With Shaun Brown, the repeated calls were needed because we kept missing each other, but after two days and something like 10 calls between us, we finally spoke, and I thought he explained himself well, as he did in a separate email message. He elaborated still further in a comment under the story. Long story short: for many years he was too focused on keeping his head above water to think of things like voting.
In the case of Nadja Brown, because she was to be the focus of the story, I tried hard to reach her. I emailed her on Tuesday, called her several times on Tuesday and Wednesday, left a message on her personal Facebook page and even went to her house and left a business card in her door, asking her to call me.
When Brown filed for office in June, the Gazette reported that she and her husband, Zack, owned a business called Mountain West.
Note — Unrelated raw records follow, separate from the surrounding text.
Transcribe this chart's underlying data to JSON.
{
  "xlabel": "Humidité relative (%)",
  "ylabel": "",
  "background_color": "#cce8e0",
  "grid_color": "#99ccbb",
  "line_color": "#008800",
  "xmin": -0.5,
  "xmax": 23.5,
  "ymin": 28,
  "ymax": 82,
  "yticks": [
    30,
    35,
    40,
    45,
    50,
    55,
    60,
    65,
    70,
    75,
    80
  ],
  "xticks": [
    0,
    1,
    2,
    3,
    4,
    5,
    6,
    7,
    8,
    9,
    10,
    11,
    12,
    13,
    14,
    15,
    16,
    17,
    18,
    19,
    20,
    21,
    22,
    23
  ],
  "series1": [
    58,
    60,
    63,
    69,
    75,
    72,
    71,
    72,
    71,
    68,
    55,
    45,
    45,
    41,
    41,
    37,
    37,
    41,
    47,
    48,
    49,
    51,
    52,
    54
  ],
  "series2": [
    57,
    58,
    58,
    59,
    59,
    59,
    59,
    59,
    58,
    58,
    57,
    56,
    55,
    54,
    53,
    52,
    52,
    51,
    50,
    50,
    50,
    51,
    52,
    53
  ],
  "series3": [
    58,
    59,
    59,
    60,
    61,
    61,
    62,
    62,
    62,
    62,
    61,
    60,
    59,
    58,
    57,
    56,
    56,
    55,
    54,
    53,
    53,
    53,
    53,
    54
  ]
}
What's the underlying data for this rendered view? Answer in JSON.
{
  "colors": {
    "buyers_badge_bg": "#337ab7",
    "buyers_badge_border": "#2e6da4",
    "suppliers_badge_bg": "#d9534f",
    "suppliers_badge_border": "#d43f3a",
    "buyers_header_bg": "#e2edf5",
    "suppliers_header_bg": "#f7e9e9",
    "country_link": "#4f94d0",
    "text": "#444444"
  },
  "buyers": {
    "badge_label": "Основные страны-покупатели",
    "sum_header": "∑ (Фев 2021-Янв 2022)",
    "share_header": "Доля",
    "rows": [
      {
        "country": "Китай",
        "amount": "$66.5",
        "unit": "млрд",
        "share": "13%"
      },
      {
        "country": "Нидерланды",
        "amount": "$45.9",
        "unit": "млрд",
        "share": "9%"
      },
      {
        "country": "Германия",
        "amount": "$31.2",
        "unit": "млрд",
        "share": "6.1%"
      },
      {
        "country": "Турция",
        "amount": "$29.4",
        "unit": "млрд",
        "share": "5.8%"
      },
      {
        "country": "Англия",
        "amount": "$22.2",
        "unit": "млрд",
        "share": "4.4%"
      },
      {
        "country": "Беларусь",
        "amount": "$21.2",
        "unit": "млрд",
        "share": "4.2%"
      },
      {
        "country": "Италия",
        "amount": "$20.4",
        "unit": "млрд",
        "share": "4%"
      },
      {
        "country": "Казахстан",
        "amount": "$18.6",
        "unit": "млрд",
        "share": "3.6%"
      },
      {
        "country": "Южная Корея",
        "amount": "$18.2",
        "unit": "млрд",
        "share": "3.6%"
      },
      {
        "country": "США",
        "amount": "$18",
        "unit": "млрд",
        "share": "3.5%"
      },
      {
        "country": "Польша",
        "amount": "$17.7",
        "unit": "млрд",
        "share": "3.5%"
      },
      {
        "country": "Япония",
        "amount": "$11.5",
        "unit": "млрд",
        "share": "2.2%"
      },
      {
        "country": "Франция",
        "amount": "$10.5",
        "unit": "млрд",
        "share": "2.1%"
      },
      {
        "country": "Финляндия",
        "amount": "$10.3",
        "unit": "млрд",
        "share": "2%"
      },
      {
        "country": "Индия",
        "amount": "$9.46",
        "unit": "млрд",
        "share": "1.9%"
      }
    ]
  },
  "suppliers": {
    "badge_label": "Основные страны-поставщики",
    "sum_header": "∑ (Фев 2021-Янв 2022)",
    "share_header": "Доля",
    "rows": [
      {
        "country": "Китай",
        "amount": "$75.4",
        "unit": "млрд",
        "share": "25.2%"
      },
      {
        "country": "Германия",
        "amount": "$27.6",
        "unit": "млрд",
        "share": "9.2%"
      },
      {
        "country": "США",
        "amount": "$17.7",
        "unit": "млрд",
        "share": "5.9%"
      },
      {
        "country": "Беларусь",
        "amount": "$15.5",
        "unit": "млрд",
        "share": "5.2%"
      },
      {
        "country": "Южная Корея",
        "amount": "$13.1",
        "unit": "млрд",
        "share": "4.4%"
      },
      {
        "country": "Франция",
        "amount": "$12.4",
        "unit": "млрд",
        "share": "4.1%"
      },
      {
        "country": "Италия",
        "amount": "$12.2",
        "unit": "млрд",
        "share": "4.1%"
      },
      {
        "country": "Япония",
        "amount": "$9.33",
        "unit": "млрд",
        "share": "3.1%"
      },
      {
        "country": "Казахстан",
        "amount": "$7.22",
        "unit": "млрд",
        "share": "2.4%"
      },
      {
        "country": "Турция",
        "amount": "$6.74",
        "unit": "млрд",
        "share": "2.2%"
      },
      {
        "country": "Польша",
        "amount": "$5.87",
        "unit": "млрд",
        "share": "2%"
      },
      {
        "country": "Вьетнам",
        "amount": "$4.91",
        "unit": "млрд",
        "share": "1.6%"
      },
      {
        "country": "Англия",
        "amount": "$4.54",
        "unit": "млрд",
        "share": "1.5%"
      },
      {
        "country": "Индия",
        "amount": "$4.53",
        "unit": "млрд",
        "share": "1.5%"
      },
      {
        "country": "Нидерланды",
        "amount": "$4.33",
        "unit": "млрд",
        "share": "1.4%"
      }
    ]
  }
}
Good, I thought, I’ll call her there. Unfortunately, I couldn’t find any business by that name in Billings, on the web or in a phonebook. So I called the Montana secretary of state’s office and the city of Billings finance division. Neither had any records of such a business in Billings.
I didn’t know what else to do. I still think it’s important to know how often our elected officials vote. If they can’t bring themselves to do the one and only thing they are asking the rest of us to do, what does that say about their commitment to the political process?
And then why not take the opportunity to explain why you didn’t vote, or why it’s none of the reporter’s damned business? Why not say anything rather than simply refusing to get involved by speaking publicly?
I like to think of the late John Michunovich, an old-school member of the Billings City Council who thought public voting records were a fine thing to have access to. When he lost an election one year, he once told me, he went down to the elections office and studied the lists of everyone who voted in his ward, remembering whether or not those he knew on a first-name basis had voted or not.
Then, when he saw them on the street and they commiserated with him about having lost, he’d say, “Then why didn’t you vote for me?”
When they protested, swearing that they’d voted for him, he’d say, “Like hell you did. You didn’t vote at all.”
As Michunovich well knew, there was nothing quite so important to a politician as someone’s vote.